Jordan quickly pointed to a dog bone charm encrusted with Swarovski crystals. “Mama, Lucy needs this on her collar. She would look so pretty.” Emphasis on the “so.”
I peered into the case. Seventy-five dollars, tax not included. All I could think of was who on earth would spend $75 dollars plus tax on a piece of jewelry for their dog?
Apparently, it’s not quite as uncommon as I thought.
According to Stanley Coren, professor emeritus at the University of British Columbia, people often buy gifts for their dogs similar to gifts that they might give human family members. These gifts are often more of an expression of their own personality than their dog’s, Coren told psychologytoday.com.
I loved Lucy and have spent more money than I should on toys and other dog items for her. But like the professor says, I purchased the items because I wanted Lucy to have them, not because she wanted or would even use them. But a $75 crystal dog bone? That was a bridge too far for even me to cross.
I look down at my sweet daughter. How am I going to tell her no. How am I going to tell those big brown hopeful eyes that her separation anxiety-ridden, Heinz 57 mutt, as wonderful as she was, was not getting an overpriced charm to adorn her collar?
I again peered into the display case, attempting to buy time.
“With all of Lucy’s fur it would be hard to see that small charm,” I said. Lucy had the most beautiful coat of thick, reddish-brown fur.
Jordan didn’t say anything. She gazed longingly at the sparkly charm. I could sense she wasn’t following my line of reasoning.
“You know, Jordan, Lucy loves you so much that she would probably like a necklace that you made just for her better than the charm,” I said, emphasis on the “so.”
Jordan eyed me suspiciously.
I knew my argument was failing.
“And you could see it much better than that tiny, little charm,” I added, holding my index finger and thumb close together to emphasize my point.
Her big brown eyes lit up. “Could I make one as soon as we get home? Will you help me?”
Fix dinner or an arts and crafts project with my kid?
“Absolutely,” I said.
At home we gathered various types of ribbon and plastic and wooden beads. We carried all our supplies to the kitchen table and unceremoniously dumped them. Then we went to work.

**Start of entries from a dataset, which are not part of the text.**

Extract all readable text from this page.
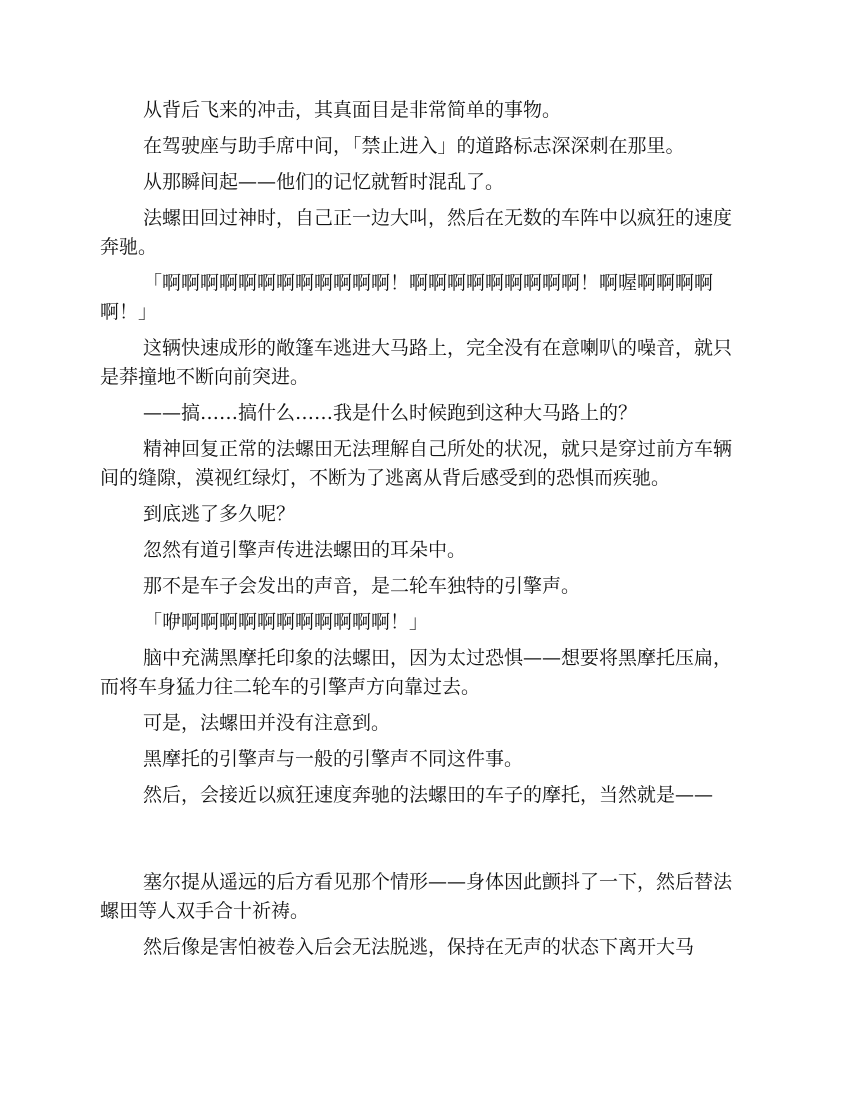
从背后飞来的冲击，其真面目是非常简单的事物。

在驾驶座与助手席中间，「禁止进入」的道路标志深深刺在那里。

从那瞬间起——他们的记忆就暂时混乱了。

法螺田回过神时，自己正一边大叫，然后在无数的车阵中以疯狂的速度奔驰。

「啊啊啊啊啊啊啊啊啊啊啊啊！啊啊啊啊啊啊啊啊啊！啊喔啊啊啊啊啊！」

这辆快速成形的敞篷车逃进大马路上，完全没有在意喇叭的噪音，就只是莽撞地不断向前突进。

——搞……搞什么……我是什么时候跑到这种大马路上的？

精神回复正常的法螺田无法理解自己所处的状况，就只是穿过前方车辆间的缝隙，漠视红绿灯，不断为了逃离从背后感受到的恐惧而疾驰。

到底逃了多久呢？

忽然有道引擎声传进法螺田的耳朵中。

那不是车子会发出的声音，是二轮车独特的引擎声。

「咿啊啊啊啊啊啊啊啊啊啊啊！」

脑中充满黑摩托印象的法螺田，因为太过恐惧——想要将黑摩托压扁，而将车身猛力往二轮车的引擎声方向靠过去。

可是，法螺田并没有注意到。

黑摩托的引擎声与一般的引擎声不同这件事。

然后，会接近以疯狂速度奔驰的法螺田的车子的摩托，当然就是——

塞尔提从遥远的后方看见那个情形——身体因此颤抖了一下，然后替法螺田等人双手合十祈祷。

然后像是害怕被卷入后会无法脱逃，保持在无声的状态下离开大马
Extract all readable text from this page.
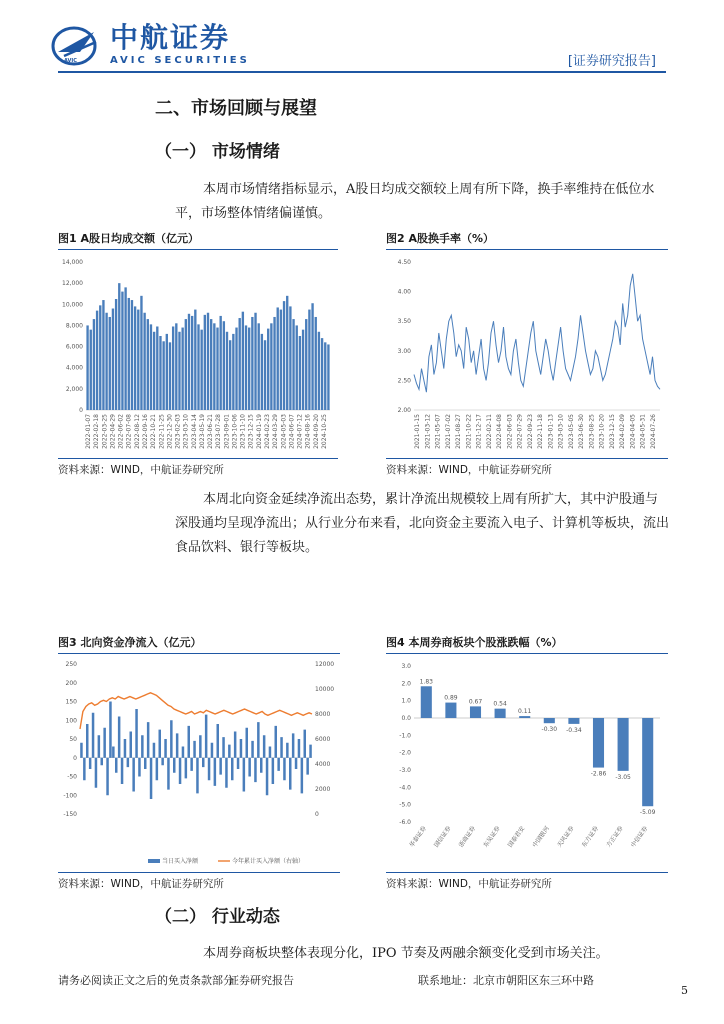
AVIC
中航证券
AVIC SECURITIES	[证券研究报告]
二、市场回顾与展望
（一） 市场情绪
本周市场情绪指标显示，A股日均成交额较上周有所下降，换手率维持在低位水平，市场整体情绪偏谨慎。
图1 A股日均成交额（亿元）
0
2,000
4,000
6,000
8,000
10,000
12,000
14,000
2022-01-07 2022-02-18 2022-03-25 2022-04-29 2022-06-02 2022-07-08 2022-08-12 2022-09-16 2022-10-21 2022-11-25 2022-12-30 2023-02-03 2023-03-10 2023-04-14 2023-05-19 2023-06-21 2023-07-28 2023-09-01 2023-10-06 2023-11-10 2023-12-15 2024-01-19 2024-02-23 2024-03-29 2024-05-03 2024-06-07 2024-07-12 2024-08-16 2024-09-20 2024-10-25
资料来源：WIND，中航证券研究所
图2 A股换手率（%）
2.00
2.50
3.00
3.50
4.00
4.50
2021-01-15 2021-03-12 2021-05-07 2021-07-02 2021-08-27 2021-10-22 2021-12-17 2022-02-11 2022-04-08 2022-06-03 2022-07-29 2022-09-23 2022-11-18 2023-01-13 2023-03-10 2023-05-05 2023-06-30 2023-08-25 2023-10-20 2023-12-15 2024-02-09 2024-04-05 2024-05-31 2024-07-26
资料来源：WIND，中航证券研究所
本周北向资金延续净流出态势，累计净流出规模较上周有所扩大，其中沪股通与深股通均呈现净流出；从行业分布来看，北向资金主要流入电子、计算机等板块，流出食品饮料、银行等板块。
图3 北向资金净流入（亿元）
-150
-100
-50
0
50
100
150
200
250
0
2000
4000
6000
8000
10000
12000
当日买入净额	今年累计买入净额（右轴）
资料来源：WIND，中航证券研究所
图4 本周券商板块个股涨跌幅（%）
-6.0
-5.0
-4.0
-3.0
-2.0
-1.0
0.0
1.0
2.0
3.0
1.83
华泰证券
0.89
国信证券
0.67
浙商证券
0.54
东吴证券
0.11
国泰君安
-0.30
中国银河
-0.34
天风证券
-2.86
东方证券
-3.05
方正证券
-5.09
中信证券
资料来源：WIND，中航证券研究所
（二） 行业动态
本周券商板块整体表现分化，IPO 节奏及两融余额变化受到市场关注。
请务必阅读正文之后的免责条款部分
证券研究报告	联系地址：北京市朝阳区东三环中路
5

First, we cut long lengths of ribbon. Then we sorted through the containers of beads to make our choices. I gravitate toward variations of blues and greens. Jordan’s favorite color is white.
In short order, Lucy was sporting several necklaces. One made with dark blue ribbon and alternating blue and green plastic beads. One made with white curly ribbon and white wooden beads. The third necklace was a mixture of colored plastic and wooden beads strung on a pink polka a dot ribbon..
Soon after my husband, Ed, came home from work to find Jordan and Lucy lounging in the family room. The loveable mutt adorned with her artisan-made necklaces.
Glancing at the kitchen table covered with ribbon and beads, he said, “I assume we’re having pizza tonight.”
“Your assumption,” I told him, “is correct.”